As global demand for critical minerals accelerates amid energy transition and technological transformation, Latin America is rapidly emerging as a strategic partner in India’s long-term economic and geopolitical planning. Rich in lithium, copper, rare earths, and other essential resources, the region occupies a vital position in India’s quest for supply-chain resilience, clean energy leadership, and strategic autonomy. Increasingly, this engagement is being framed not merely as resource access, but as a structured Global South partnership grounded in diplomacy, sustainability, and mutual growth.

These evolving dynamics were recently examined at discussions hosted by the Observer Research Foundation (ORF), where policymakers, diplomats, and strategic thinkers highlighted the growing convergence between India and Latin America. Harsh Pant, Vice President for Studies and Foreign Policy at ORF, underscored that India’s outreach to the region reflects a broader recalibration of its foreign policy priorities. He noted that as India’s global profile rises, securing dependable partnerships for critical minerals has become central to sustaining economic growth, industrial expansion, and climate commitments. Pant emphasised that Latin America offers India not just resources, but politically stable and like-minded partners within the Global South.

From the Latin American perspective, the interest in deeper engagement with India is equally strong. Juan Angulo, a senior Latin American diplomat and policy voice, highlighted that India’s emergence as a major global economic force has prompted countries across the region to look eastward with renewed seriousness. He observed that cooperation with India is increasingly viewed as a pathway to diversify partnerships beyond traditional markets, while also advancing development objectives aligned with sustainability, technology transfer, and value addition.

Argentina has emerged as a cornerstone of this expanding relationship. Reinforcing this momentum, Argentine Ambassador Mariano A. Caucino stated that India and Latin American nations enjoy a high degree of economic complementarity, which continues to enhance India’s relationships across most countries in the region. Highlighting the depth of bilateral ties, Caucino observed that the bond between “Argentina and India has been solidifying to the extent that India is now one of the six main trading partners of his country.” Placing this cooperation within a wider global context, the envoy added that “as India is heading a significant rise in global power becoming the most populous nation on Earth and the fourth largest global economy,” collaboration in sectors such as critical minerals, energy, and infrastructure naturally assumes greater strategic importance.

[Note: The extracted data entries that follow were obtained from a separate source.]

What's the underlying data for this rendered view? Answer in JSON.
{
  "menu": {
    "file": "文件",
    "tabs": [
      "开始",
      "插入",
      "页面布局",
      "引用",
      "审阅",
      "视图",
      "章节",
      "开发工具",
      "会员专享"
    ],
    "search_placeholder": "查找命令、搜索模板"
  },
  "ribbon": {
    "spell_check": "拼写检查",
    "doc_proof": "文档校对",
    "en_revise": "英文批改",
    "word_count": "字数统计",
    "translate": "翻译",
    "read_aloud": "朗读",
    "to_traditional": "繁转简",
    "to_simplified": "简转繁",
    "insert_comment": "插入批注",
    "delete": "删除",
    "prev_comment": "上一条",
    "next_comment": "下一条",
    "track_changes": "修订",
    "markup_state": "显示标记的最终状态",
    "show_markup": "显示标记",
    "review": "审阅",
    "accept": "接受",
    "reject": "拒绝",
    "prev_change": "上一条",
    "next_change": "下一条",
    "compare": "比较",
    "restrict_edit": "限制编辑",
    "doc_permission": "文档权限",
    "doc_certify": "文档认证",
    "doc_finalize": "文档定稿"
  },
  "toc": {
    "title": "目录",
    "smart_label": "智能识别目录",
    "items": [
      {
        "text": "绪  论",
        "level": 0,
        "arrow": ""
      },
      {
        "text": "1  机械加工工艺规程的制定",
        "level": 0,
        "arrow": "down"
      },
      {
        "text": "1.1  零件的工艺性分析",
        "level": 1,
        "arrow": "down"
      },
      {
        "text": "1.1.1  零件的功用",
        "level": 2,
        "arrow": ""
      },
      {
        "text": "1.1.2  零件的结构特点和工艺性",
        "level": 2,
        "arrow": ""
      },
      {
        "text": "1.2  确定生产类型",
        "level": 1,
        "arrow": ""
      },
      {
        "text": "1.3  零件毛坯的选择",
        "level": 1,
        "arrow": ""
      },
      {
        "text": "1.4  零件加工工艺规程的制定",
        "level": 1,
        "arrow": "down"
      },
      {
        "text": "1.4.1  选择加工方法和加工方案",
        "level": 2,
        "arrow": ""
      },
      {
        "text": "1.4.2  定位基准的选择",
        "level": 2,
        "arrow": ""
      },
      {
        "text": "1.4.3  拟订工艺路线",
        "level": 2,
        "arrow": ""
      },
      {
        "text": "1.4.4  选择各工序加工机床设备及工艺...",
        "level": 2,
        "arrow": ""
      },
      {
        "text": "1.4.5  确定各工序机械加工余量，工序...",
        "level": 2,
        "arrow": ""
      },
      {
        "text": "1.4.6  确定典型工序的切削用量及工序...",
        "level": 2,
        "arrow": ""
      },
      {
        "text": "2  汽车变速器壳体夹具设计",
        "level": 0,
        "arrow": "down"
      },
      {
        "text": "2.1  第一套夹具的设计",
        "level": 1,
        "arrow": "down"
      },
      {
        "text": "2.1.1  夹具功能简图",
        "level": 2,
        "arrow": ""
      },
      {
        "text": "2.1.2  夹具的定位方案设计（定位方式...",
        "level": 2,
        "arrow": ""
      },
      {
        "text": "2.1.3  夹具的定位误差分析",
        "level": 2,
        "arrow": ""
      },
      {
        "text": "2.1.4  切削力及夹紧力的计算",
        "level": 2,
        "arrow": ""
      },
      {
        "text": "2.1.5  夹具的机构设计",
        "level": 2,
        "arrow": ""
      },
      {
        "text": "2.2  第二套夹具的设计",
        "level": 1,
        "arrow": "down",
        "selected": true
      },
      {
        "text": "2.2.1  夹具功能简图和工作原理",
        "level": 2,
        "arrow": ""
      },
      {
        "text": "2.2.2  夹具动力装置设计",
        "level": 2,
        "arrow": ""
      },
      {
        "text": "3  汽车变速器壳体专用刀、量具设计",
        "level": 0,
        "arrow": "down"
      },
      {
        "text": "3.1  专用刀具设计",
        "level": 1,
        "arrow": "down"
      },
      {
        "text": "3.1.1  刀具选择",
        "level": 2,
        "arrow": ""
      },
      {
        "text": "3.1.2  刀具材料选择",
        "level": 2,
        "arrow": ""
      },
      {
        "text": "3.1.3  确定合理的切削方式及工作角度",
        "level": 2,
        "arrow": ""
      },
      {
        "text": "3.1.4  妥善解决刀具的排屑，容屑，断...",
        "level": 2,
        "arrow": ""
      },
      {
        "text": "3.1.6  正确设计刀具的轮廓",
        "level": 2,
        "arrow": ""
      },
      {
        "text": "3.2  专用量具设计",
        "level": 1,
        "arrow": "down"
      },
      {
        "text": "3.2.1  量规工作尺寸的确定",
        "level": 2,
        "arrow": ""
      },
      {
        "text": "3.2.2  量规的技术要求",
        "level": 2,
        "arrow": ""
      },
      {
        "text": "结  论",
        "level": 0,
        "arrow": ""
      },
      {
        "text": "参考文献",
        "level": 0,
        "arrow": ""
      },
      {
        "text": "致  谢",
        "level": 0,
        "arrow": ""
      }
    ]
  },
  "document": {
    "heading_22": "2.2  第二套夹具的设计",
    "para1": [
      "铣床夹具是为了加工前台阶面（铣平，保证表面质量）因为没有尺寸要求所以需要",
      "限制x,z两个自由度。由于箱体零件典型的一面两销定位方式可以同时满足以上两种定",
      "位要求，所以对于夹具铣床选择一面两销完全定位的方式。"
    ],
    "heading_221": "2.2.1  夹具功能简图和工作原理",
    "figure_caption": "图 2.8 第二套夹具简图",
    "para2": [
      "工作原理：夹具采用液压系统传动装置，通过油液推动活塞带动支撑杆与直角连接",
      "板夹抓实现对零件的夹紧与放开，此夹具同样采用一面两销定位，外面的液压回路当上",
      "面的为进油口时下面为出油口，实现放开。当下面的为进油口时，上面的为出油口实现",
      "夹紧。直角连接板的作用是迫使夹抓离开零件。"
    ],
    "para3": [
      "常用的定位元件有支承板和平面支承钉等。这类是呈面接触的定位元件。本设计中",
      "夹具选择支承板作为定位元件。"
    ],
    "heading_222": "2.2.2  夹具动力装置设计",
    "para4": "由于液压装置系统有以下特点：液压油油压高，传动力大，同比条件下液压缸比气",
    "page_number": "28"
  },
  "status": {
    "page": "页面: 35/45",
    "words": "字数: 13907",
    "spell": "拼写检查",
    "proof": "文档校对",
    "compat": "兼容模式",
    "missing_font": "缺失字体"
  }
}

Beyond Argentina, India’s engagement with Bolivia, home to some of the world’s largest lithium reserves, has gained momentum. Discussions have increasingly centred on sustainable extraction, technology collaboration, and capacity building, reflecting India’s preference for long-term partnerships rather than short-term commodity transactions. Paraguay and Ecuador also feature prominently in this regional sweep, offering opportunities for Indian investment, technical cooperation, and institutional collaboration across mining, renewable energy, and infrastructure development.

For India, the Latin minerals push is closely tied to strategic autonomy. Reducing overdependence on limited geographies, ensuring ethical sourcing, and aligning mineral procurement with climate goals are now policy imperatives. Latin America’s democratic institutions, resource endowments, and shared developmental priorities make it a natural partner in this endeavour.

The Indian diaspora across Latin America adds a crucial people-to-people dimension to this engagement. Entrepreneurs, professionals, and academics of Indian origin are increasingly facilitating business linkages, policy dialogue, and cultural understanding, lending continuity and trust to relationships that are designed to endure beyond political cycles.

As India advances towards becoming a $10 trillion economy, access to critical minerals will be indispensable. Latin America, with its vast resources and growing strategic alignment with India’s worldview, stands poised to play a defining role in this journey. The minerals beneath its soil may power batteries and industries, but the partnerships being forged today signal something far more enduring — a shared Global South vision anchored in balance, resilience, and long-term cooperation.